Before he set out he crept once more into the room where Barbara still lay asleep. He paused first to throw a cloak gently over the form of the sleeping girl, then he turned to pick up his sword and collect his papers.
But ere he left the room he hesitated once more, and turning strode into the far corner. Here he knelt down and searched eagerly for a certain knot of scarlet ribbon, which being found, he folded carefully and with a short half-shamed laugh, placed in the pocket of his doublet.
So Captain Protheroe and his men rode from the village. But Barbara slept on peacefully, while the sunbeams stole into the room and played with her dark curls. And there an hour later Phoebe found her, when, in answer to a message sent by the captain ere he left, she came down from the Manor House to search for her missing lady.
CHAPTER IX
It was with many a sigh and much inward misgiving that the Reverend Marmaduke Peters ascended his pulpit steps in the little church of Durford and prepared to deliver his discourse to his flock on the morning of Sunday, September 15, in the year of grace, 1685.

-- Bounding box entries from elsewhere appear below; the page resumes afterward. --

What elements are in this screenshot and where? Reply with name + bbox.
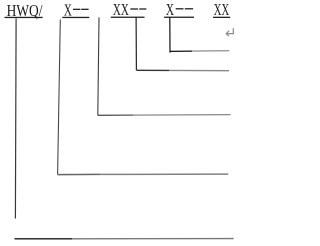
bottom rule line: [15, 238, 73, 240]
dash 1 of group 4: [176, 8, 184, 9]
leader line 1 horizontal (top): [170, 50, 192, 52]
underline of group 5: [213, 17, 230, 18]
leader line 5 vertical (from group 4): [169, 17, 171, 53]
underline of group 2: [62, 17, 89, 18]
leader line 4 horizontal: [57, 173, 100, 175]
leader line 3 horizontal: [98, 114, 133, 116]
leader line 2 horizontal gray tail: [169, 69, 229, 71]
leader line 3 vertical: [98, 17, 99, 115]
leader line 4 vertical (from group 3): [135, 17, 137, 70]
svg-text:X: X: [166, 0, 174, 19]
leader line 4 horizontal gray tail: [100, 173, 228, 175]
svg-text:X: X: [64, 1, 72, 20]
dash 1 of group 3: [130, 8, 138, 9]
underline of group 4: [164, 17, 194, 18]
leader line 1 horizontal gray tail: [192, 50, 229, 52]
leader line 3 horizontal gray tail: [133, 114, 231, 117]
dash 2 of group 2: [81, 9, 88, 10]
svg-text:XX: XX: [113, 0, 129, 19]
dash 1 of group 2: [73, 9, 80, 10]
paragraph return mark: [226, 28, 233, 36]
leader line 1 vertical (from HWQ/): [14, 18, 17, 218]
svg-text:XX: XX: [214, 0, 229, 19]
bottom rule gray part: [72, 238, 234, 240]
dash 2 of group 3: [139, 8, 146, 9]
dash 2 of group 4: [185, 8, 193, 9]
underline of HWQ/: [5, 17, 43, 18]
leader line 2 horizontal: [136, 69, 169, 71]
leader line 2 vertical (from group 2): [58, 20, 61, 175]
underline of group 3: [111, 17, 145, 18]
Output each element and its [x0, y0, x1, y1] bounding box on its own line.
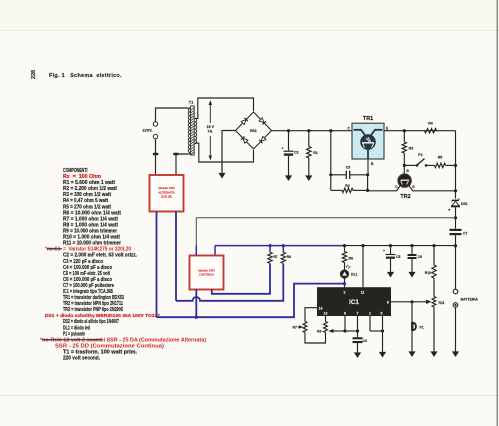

The Reverend Marmaduke was stout and placid in person, kind-hearted and nervously sensitive to a degree; and having as his aim in life the threefold longing to satisfy his superiors, to breed the best poultry in the country-side, and to live at peace with all men, he wondered what cruel humour of fate had placed him in such a hot-bed of rebellion as was the little village of Durford.
A while ago, with sorrow and amazement, he beheld his flock straying wilfully towards the abhorred wilderness of rebellion, but his doubts then lest possibly the rebellion might prove successful, forbade the cautious soul to use what influence he might have had in holding their allegiance firm to the king.